Some con artists attempt to use forged checks in Facebook groups and websites offering items for sale.

“[That] was another biggie that we were having problems with,” he said. “Say you put a boat up for sale. Someone will send you a text or an e-mail and say, ‘Hey, I love the boat, love the pictures; can I send you a check and have a courier come pick it up?’ They’ll send you a forged check, and you’ll get it, cash it.”

Fournet explained that the checks are usually well above the listed price, and the scammer asks for the extra back in cash.

“They don’t ever come pick up the boat of course, but they’re getting $2,000 out of the deal. They’ll usually offer a little more for your trouble,” he said. “People fall for that all the time.

“They usually can’t spell, their stories are all jacked up, it’s usually an out of state number.”

He also warns residents to be aware of Square lookalike card scanners on phones, gas pump skimmers and fake sleeves on the outside of night deposits. None of those have been reported yet in Port Neches, he said, but he is aware of gas pump skimmers found in Beaumont and a night deposit sleeve reported in Port Arthur.

The top identity theft scams reported to the Better Business Bureau involve tax return fraud, misleading debt collectors, malware-infected mobile devices, social media and medical records, according to the BBB website.

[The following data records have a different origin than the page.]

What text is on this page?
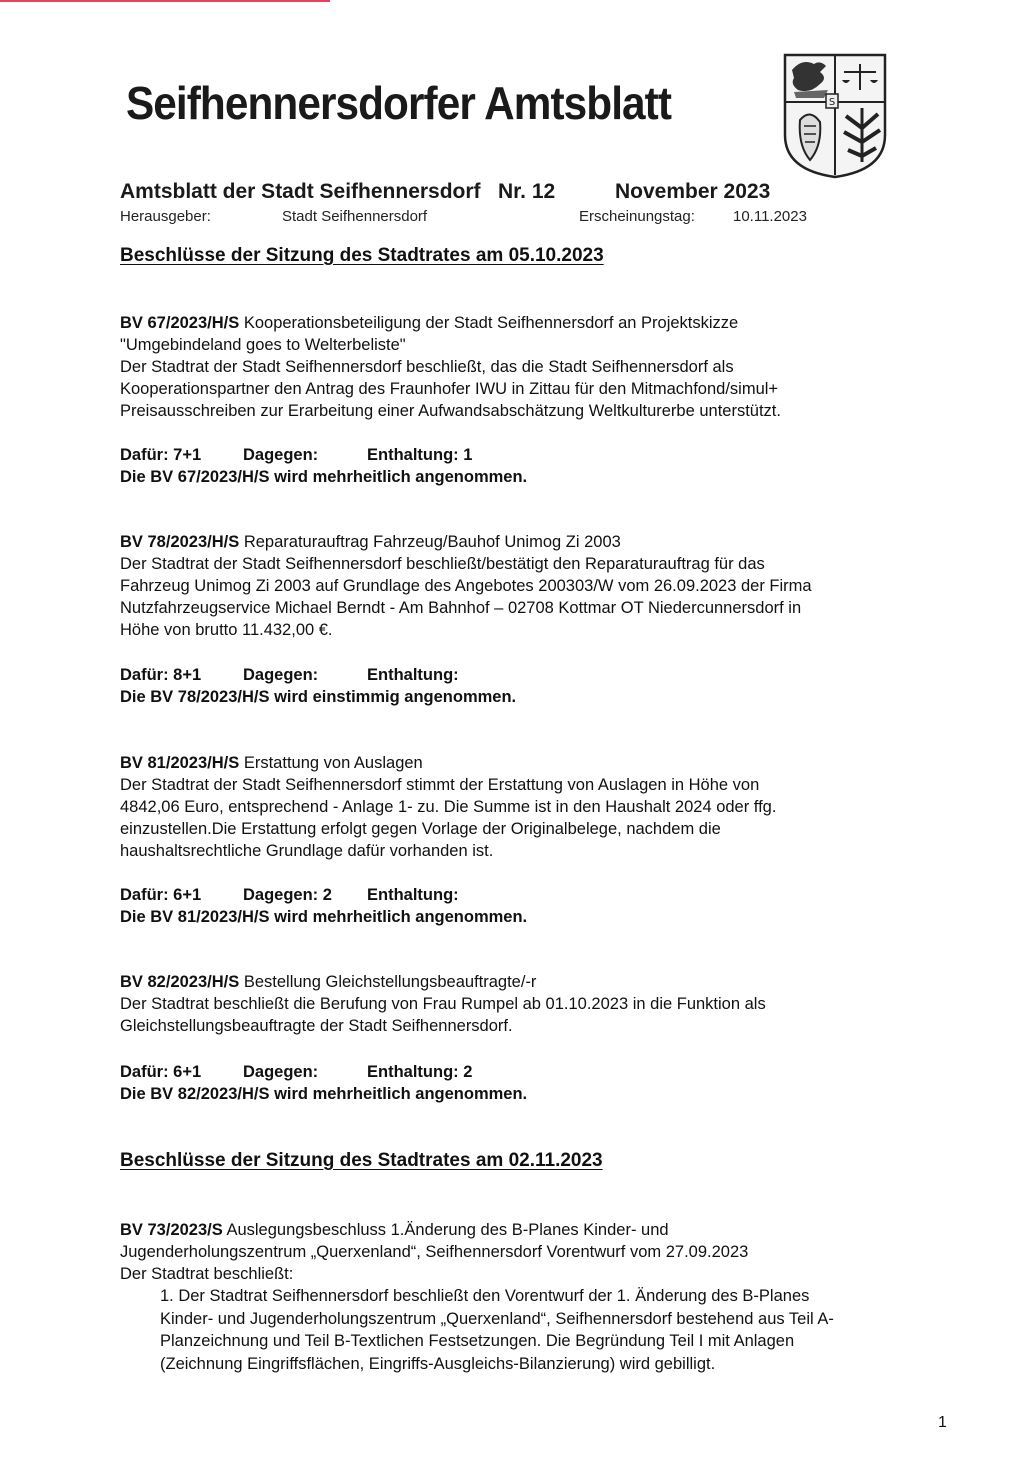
Seifhennersdorfer Amtsblatt	S
Amtsblatt der Stadt Seifhennersdorf Nr. 12	November 2023
Herausgeber:	Stadt Seifhennersdorf	Erscheinungstag:	10.11.2023
Beschlüsse der Sitzung des Stadtrates am 05.10.2023

BV 67/2023/H/S Kooperationsbeteiligung der Stadt Seifhennersdorf an Projektskizze

"Umgebindeland goes to Welterbeliste"

Der Stadtrat der Stadt Seifhennersdorf beschließt, das die Stadt Seifhennersdorf als

Kooperationspartner den Antrag des Fraunhofer IWU in Zittau für den Mitmachfond/simul+

Preisausschreiben zur Erarbeitung einer Aufwandsabschätzung Weltkulturerbe unterstützt.

Dafür: 7+1	Dagegen:	Enthaltung: 1
Die BV 67/2023/H/S wird mehrheitlich angenommen.

BV 78/2023/H/S Reparaturauftrag Fahrzeug/Bauhof Unimog Zi 2003

Der Stadtrat der Stadt Seifhennersdorf beschließt/bestätigt den Reparaturauftrag für das

Fahrzeug Unimog Zi 2003 auf Grundlage des Angebotes 200303/W vom 26.09.2023 der Firma

Nutzfahrzeugservice Michael Berndt - Am Bahnhof – 02708 Kottmar OT Niedercunnersdorf in

Höhe von brutto 11.432,00 €.

Dafür: 8+1	Dagegen:	Enthaltung:
Die BV 78/2023/H/S wird einstimmig angenommen.

BV 81/2023/H/S Erstattung von Auslagen

Der Stadtrat der Stadt Seifhennersdorf stimmt der Erstattung von Auslagen in Höhe von

4842,06 Euro, entsprechend - Anlage 1- zu. Die Summe ist in den Haushalt 2024 oder ffg.

einzustellen.Die Erstattung erfolgt gegen Vorlage der Originalbelege, nachdem die

haushaltsrechtliche Grundlage dafür vorhanden ist.

Dafür: 6+1	Dagegen: 2 Enthaltung:
Die BV 81/2023/H/S wird mehrheitlich angenommen.

BV 82/2023/H/S Bestellung Gleichstellungsbeauftragte/-r

Der Stadtrat beschließt die Berufung von Frau Rumpel ab 01.10.2023 in die Funktion als

Gleichstellungsbeauftragte der Stadt Seifhennersdorf.

Dafür: 6+1	Dagegen:	Enthaltung: 2
Die BV 82/2023/H/S wird mehrheitlich angenommen.
Beschlüsse der Sitzung des Stadtrates am 02.11.2023

BV 73/2023/S Auslegungsbeschluss 1.Änderung des B-Planes Kinder- und

Jugenderholungszentrum „Querxenland“, Seifhennersdorf Vorentwurf vom 27.09.2023

Der Stadtrat beschließt:

1. Der Stadtrat Seifhennersdorf beschließt den Vorentwurf der 1. Änderung des B-Planes
Kinder- und Jugenderholungszentrum „Querxenland“, Seifhennersdorf bestehend aus Teil A-
Planzeichnung und Teil B-Textlichen Festsetzungen. Die Begründung Teil I mit Anlagen
(Zeichnung Eingriffsflächen, Eingriffs-Ausgleichs-Bilanzierung) wird gebilligt.
1
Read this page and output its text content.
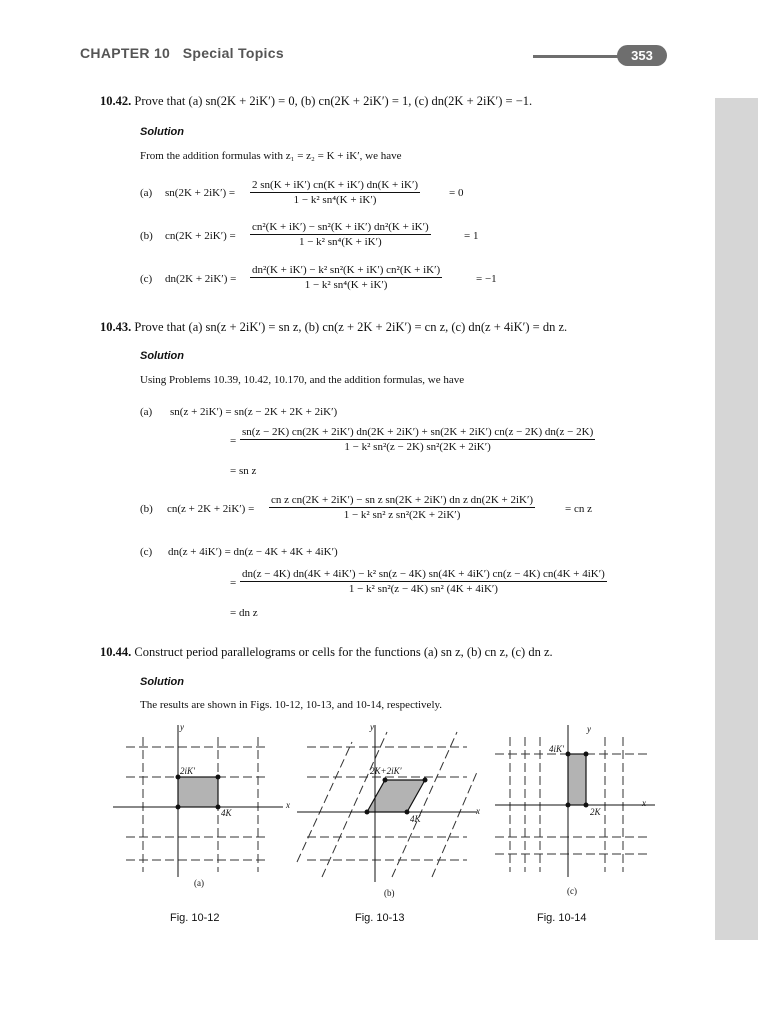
CHAPTER 10 Special Topics	353
10.42. Prove that (a) sn(2K + 2iK′) = 0, (b) cn(2K + 2iK′) = 1, (c) dn(2K + 2iK′) = −1.
Solution
From the addition formulas with z₁ = z₂ = K + iK′, we have
(a) $sn(2K + 2iK') = \frac{2 sn(K + iK') cn(K + iK') dn(K + iK')}{\text{1 − k² sn⁴(K + iK′)}}$	= 0
(b) $cn(2K + 2iK') = \frac{\text{cn²(K + iK′) − sn²(K + iK′) dn²(K + iK′)}}{\text{1 − k² sn⁴(K + iK′)}}$	= 1
(c) $dn(2K + 2iK') = \frac{\text{dn²(K + iK′) − k² sn²(K + iK′) cn²(K + iK′)}}{\text{1 − k² sn⁴(K + iK′)}}$	= −1
10.43. Prove that (a) sn(z + 2iK′) = sn z, (b) cn(z + 2K + 2iK′) = cn z, (c) dn(z + 4iK′) = dn z.
Solution
Using Problems 10.39, 10.42, 10.170, and the addition formulas, we have
(a) sn(z + 2iK′) = sn(z − 2K + 2K + 2iK′)
=
sn(z − 2K) cn(2K + 2iK′) dn(2K + 2iK′) + sn(2K + 2iK′) cn(z − 2K) dn(z − 2K)
1 − k² sn²(z − 2K) sn²(2K + 2iK′)
= sn z
(b) $cn(z + 2K + 2iK') = \frac{\text{cn z cn(2K + 2iK′) − sn z sn(2K + 2iK′) dn z dn(2K + 2iK′)}}{\text{1 − k² sn² z sn²(2K + 2iK′)}}$	= cn z
(c) dn(z + 4iK′) = dn(z − 4K + 4K + 4iK′)
=
dn(z − 4K) dn(4K + 4iK′) − k² sn(z − 4K) sn(4K + 4iK′) cn(z − 4K) cn(4K + 4iK′)
1 − k² sn²(z − 4K) sn² (4K + 4iK′)
= dn z
10.44. Construct period parallelograms or cells for the functions (a) sn z, (b) cn z, (c) dn z.
Solution
The results are shown in Figs. 10-12, 10-13, and 10-14, respectively.
y
x
2iK′
4K
(a)
Fig. 10-12
y
x
2K+2iK′
4K
(b)
Fig. 10-13
y
x
4iK′
2K
(c)
Fig. 10-14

“Virtually anyone can become a victim of identity theft. The key is to do all you can to prevent it by protecting your personal information,” said Jay Sheppard, Dispute Resolution director at the Better Business Bureau Serving Southeast Texas. “Consumers should also be in the habit of constantly monitoring their accounts. In turn, if a breach is detected, immediate steps towards recovery can be taken.”

The BBB recommends placing a fraud alert on your credit reports, filing an identity theft report with local police, closing affected accounts and filing a complaint with the Federal Trade Commission.